Operação militar e a foto que viralizou
Pouco antes de uma coletiva de imprensa para detalhar uma operação militar na Venezuela, Trump postou em sua conta no Truth Social uma foto de Nicolás Maduro. Na imagem, o presidente venezuelano aparece vestindo um moletom da marca Nike, com o que parecem ser algemas nos pulsos, óculos escuros, fones de ouvido e segurando uma garrafa de água plástica.
A postagem, que evoca a captura de grandes traficantes como Pablo Escobar ou El Chapo, foi feita após uma operação que incluiu bombardeios a bases militares venezuelanas. De acordo com Trump em entrevista à Fox News, Maduro está sendo transportado para Nova York a bordo do navio de guerra americano Iwo Jima.
Acusações e o caminho para a Justiça americana
O líder venezuelano será julgado em solo americano por crimes relacionados ao narcotráfico. A secretária de Justiça dos EUA, Pam Bondi, afirmou que Maduro "em breve enfrentará a força total da Justiça americana".
As acusações formais remontam a 2020, quando o Distrito Sul de Nova York indiciou Maduro por crimes como:
- Conspiração para narcoterrorismo
- Conspiração para importação de cocaína
- Posse de metralhadoras e dispositivos destrutivos
Na época, o Departamento de Justiça americano alegou que Maduro transformou a Venezuela em uma organização criminosa a serviço de narcotraficantes e grupos terroristas, desviando bilhões de dólares do país.
Contexto de tensão crescente e reações
A captura é o ápice de uma escalada de tensão que começou no final de outubro, quando Trump revelou ter autorizado a CIA a conduzir operações secretas dentro da Venezuela. Os EUA oferecem uma recompensa de US$ 50 milhões por informações que levem à captura de Maduro, a quem acusam de liderar o Cartel de los Soles, designado como organização terrorista estrangeira em novembro.
Enquanto isso, a vice-presidente da Venezuela, Delcy Rodríguez, afirmou que Caracas não sabia do paradeiro de Maduro e de sua esposa, Cilia Flores, exigindo "prova de vida imediata". O governo venezuelano promete resistir àquilo que classifica como uma "invasão" dos Estados Unidos.
Paralelamente, os EUA intensificaram ataques a barcos ligados ao narcotráfico no Caribe e no Pacífico, resultando na morte de ao menos 83 tripulantes.
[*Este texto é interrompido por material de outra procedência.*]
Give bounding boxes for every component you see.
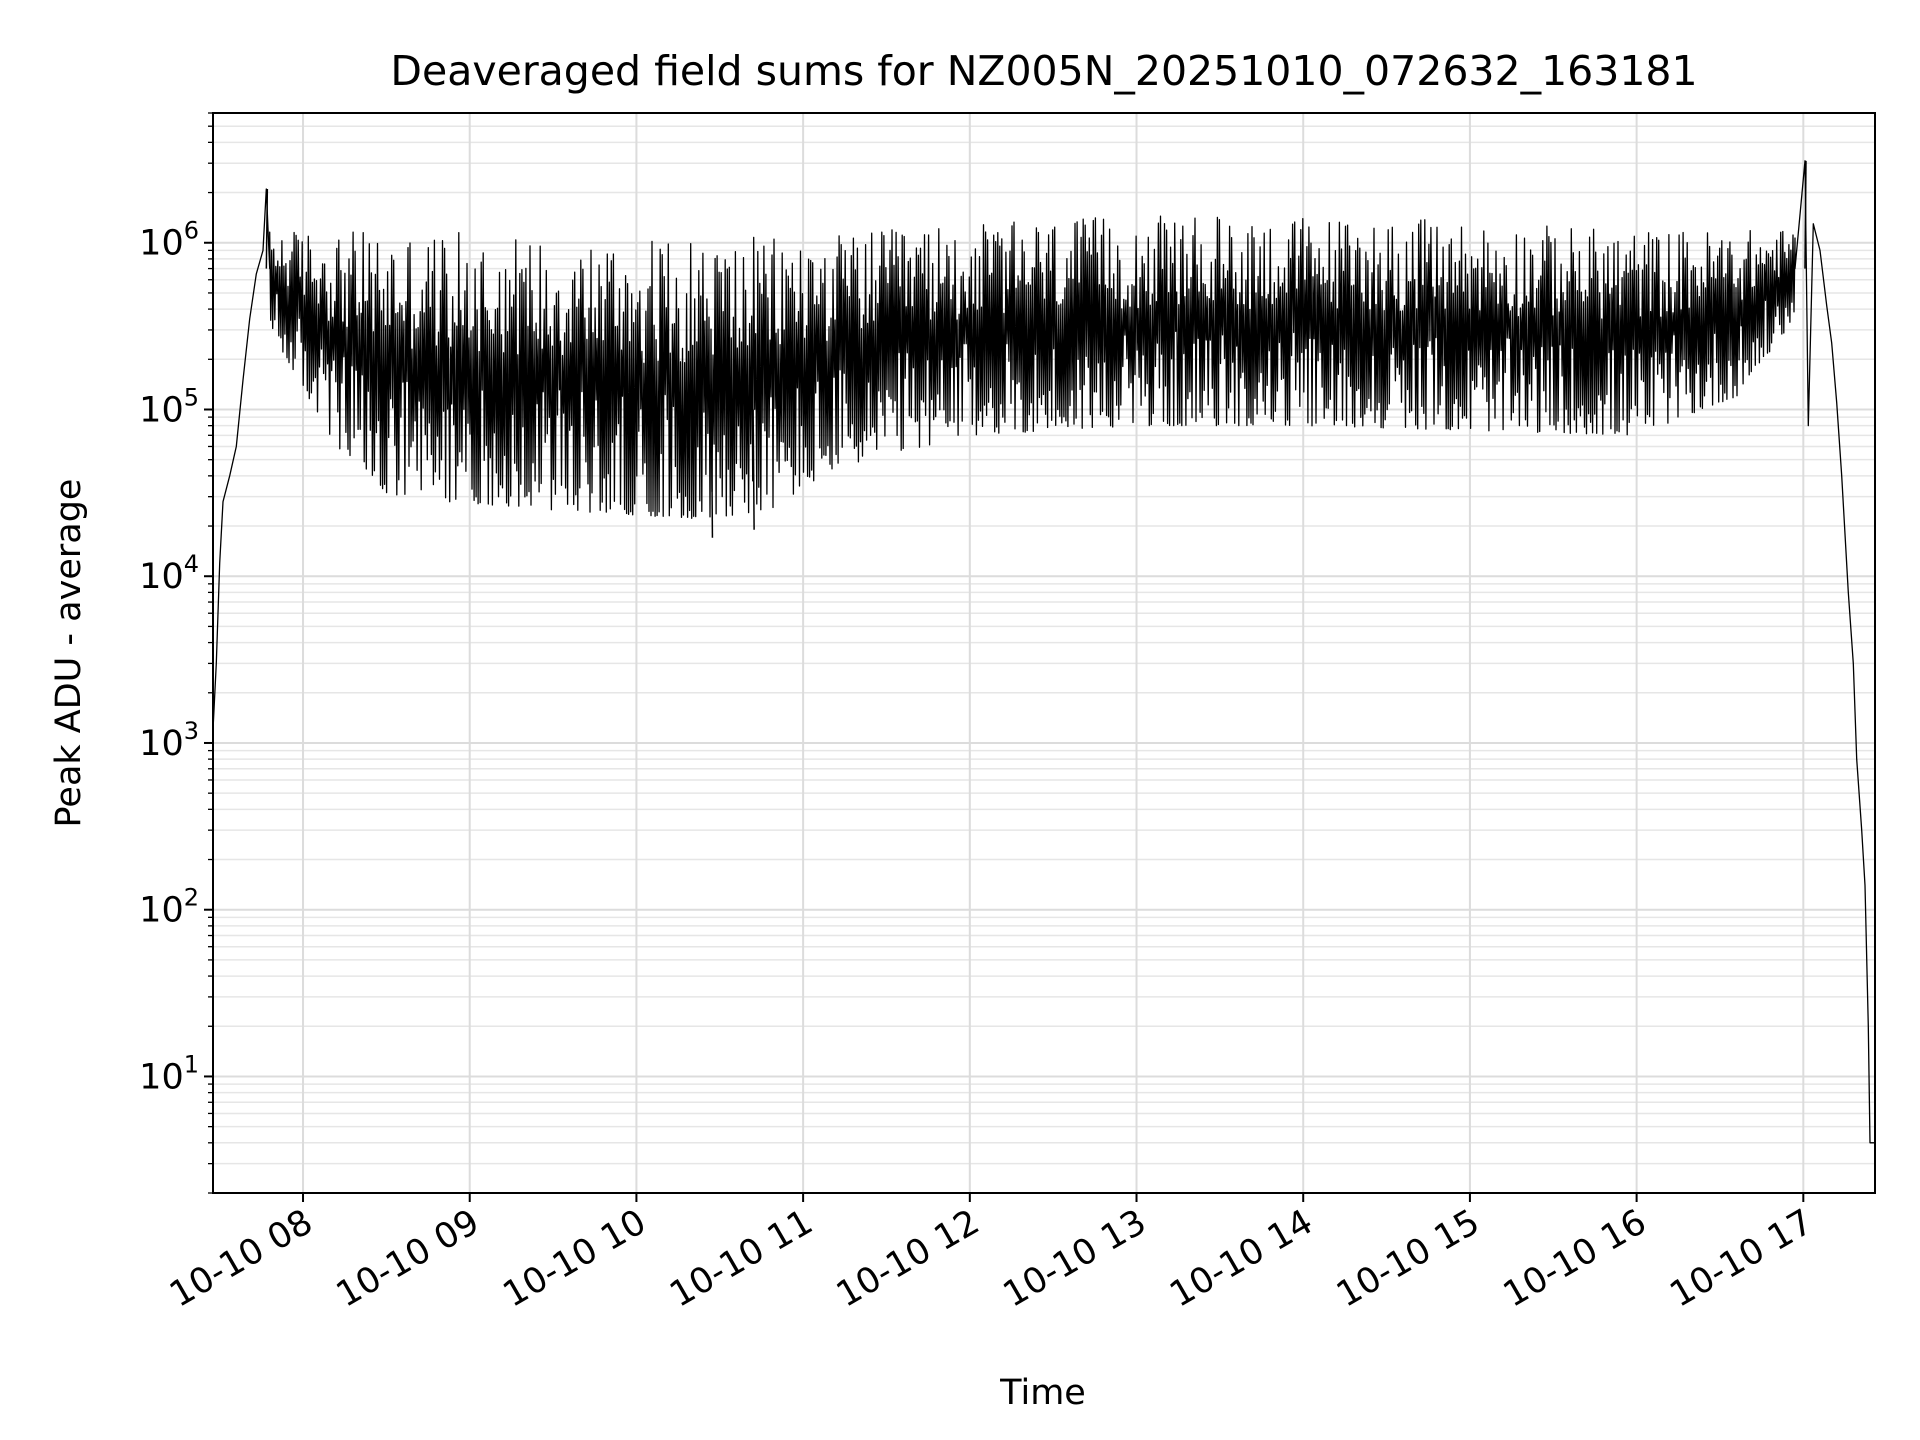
y-tick-label: 101: [139, 1050, 199, 1097]
data-series: [212, 160, 1875, 1144]
y-axis-label: Peak ADU - average: [49, 479, 89, 828]
series-line: [212, 160, 1875, 1144]
spike-mark: [1804, 160, 1807, 269]
y-tick-label: 106: [139, 217, 199, 264]
y-tick-label: 102: [139, 884, 199, 931]
y-tick-label: 103: [139, 717, 199, 764]
chart-title: Deaveraged field sums for NZ005N_2025101…: [390, 47, 1697, 95]
spike-mark: [710, 409, 714, 538]
spike-mark: [265, 189, 269, 269]
spike-mark: [752, 409, 755, 530]
y-tick-label: 104: [139, 550, 199, 597]
y-tick-label: 105: [139, 383, 199, 430]
plot-frame: [212, 112, 1876, 1194]
x-axis-label: Time: [999, 1373, 1086, 1413]
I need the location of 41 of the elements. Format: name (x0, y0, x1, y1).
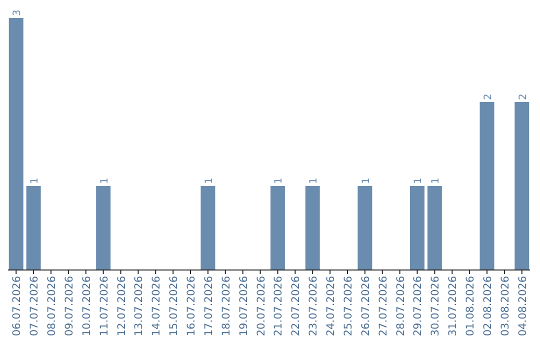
x-tick-label: 20.07.2026 (255, 276, 268, 336)
x-tick-label: 24.07.2026 (325, 276, 338, 336)
x-tick-label: 25.07.2026 (342, 276, 354, 336)
x-tick-label: 09.07.2026 (63, 276, 76, 336)
x-tick-label: 11.07.2026 (98, 276, 110, 336)
x-tick-label: 03.08.2026 (499, 276, 512, 336)
x-tick-label: 07.07.2026 (28, 276, 41, 336)
x-tick-label: 14.07.2026 (150, 276, 163, 336)
x-tick-label: 29.07.2026 (412, 276, 424, 336)
data-label: 1 (204, 178, 215, 184)
x-tick-label: 02.08.2026 (482, 276, 494, 336)
data-label: 1 (430, 178, 442, 184)
x-tick-label: 06.07.2026 (11, 276, 24, 336)
x-tick-label: 19.07.2026 (238, 276, 250, 336)
x-tick-label: 16.07.2026 (186, 276, 198, 336)
data-label: 2 (518, 94, 529, 100)
x-tick-label: 23.07.2026 (308, 276, 320, 336)
data-label: 1 (30, 178, 41, 184)
x-tick-label: 15.07.2026 (168, 276, 180, 336)
x-tick-label: 22.07.2026 (290, 276, 302, 336)
x-tick-label: 31.07.2026 (447, 276, 460, 336)
x-tick-label: 10.07.2026 (80, 276, 93, 336)
x-tick-label: 13.07.2026 (133, 276, 146, 336)
x-tick-label: 04.08.2026 (516, 276, 529, 336)
x-tick-label: 30.07.2026 (430, 276, 442, 336)
x-tick-label: 26.07.2026 (360, 276, 372, 336)
x-tick-label: 12.07.2026 (116, 276, 128, 336)
x-tick-label: 27.07.2026 (377, 276, 390, 336)
data-label: 3 (12, 10, 24, 16)
data-label: 1 (99, 178, 110, 184)
x-tick-label: 21.07.2026 (272, 276, 285, 336)
x-tick-label: 28.07.2026 (394, 276, 407, 336)
data-label: 1 (360, 178, 372, 184)
data-label: 2 (483, 94, 494, 100)
x-tick-label: 08.07.2026 (46, 276, 58, 336)
x-tick-label: 18.07.2026 (220, 276, 232, 336)
data-label: 1 (413, 178, 424, 184)
x-tick-label: 17.07.2026 (202, 276, 215, 336)
data-label: 1 (274, 178, 285, 184)
data-label: 1 (308, 178, 320, 184)
x-tick-label: 01.08.2026 (464, 276, 477, 336)
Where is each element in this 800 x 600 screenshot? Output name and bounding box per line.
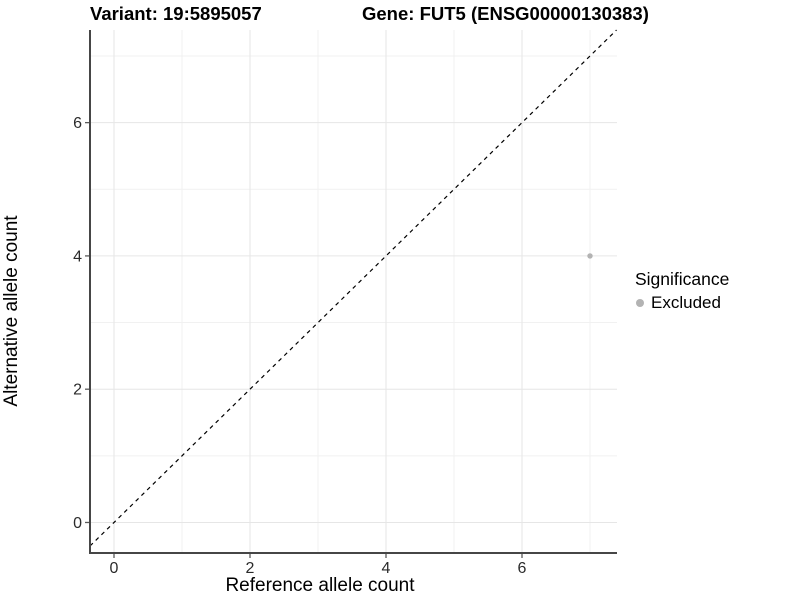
y-tick-label: 4 bbox=[73, 248, 82, 265]
x-tick-label: 4 bbox=[382, 560, 391, 577]
legend-title: Significance bbox=[635, 269, 730, 289]
x-tick-label: 2 bbox=[246, 560, 255, 577]
y-tick-label: 0 bbox=[73, 515, 82, 532]
plot-title-gene: Gene: FUT5 (ENSG00000130383) bbox=[362, 3, 649, 24]
y-tick-label: 2 bbox=[73, 382, 82, 399]
legend-entry-label: Excluded bbox=[651, 293, 721, 312]
x-tick-label: 0 bbox=[110, 560, 119, 577]
x-tick-label: 6 bbox=[518, 560, 527, 577]
legend-entry-excluded: Excluded bbox=[635, 293, 729, 313]
legend-key-dot-icon bbox=[636, 299, 644, 307]
x-axis-title: Reference allele count bbox=[225, 575, 415, 596]
identity-line bbox=[89, 29, 617, 547]
legend: Significance Excluded bbox=[635, 269, 729, 313]
plot-title-variant: Variant: 19:5895057 bbox=[90, 3, 262, 24]
y-axis-title: Alternative allele count bbox=[1, 215, 22, 407]
data-point bbox=[587, 253, 593, 259]
y-tick-label: 6 bbox=[73, 115, 82, 132]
Trump defende essas ações como legítimas em uma guerra contra grupos narcoterroristas, embora dados da ONU mostrem que a principal droga que causa overdoses nos EUA, o fentanil, tem origem no México, e não na Venezuela.
Uma pesquisa Reuters/Ipsos indica divisão na opinião pública americana: apenas 29% apoiam o uso das Forças Armadas para matar suspeitos de narcotráfico sem processo judicial. Entre os republicanos, 58% apoiam a prática, enquanto entre os democratas, 75% são contra.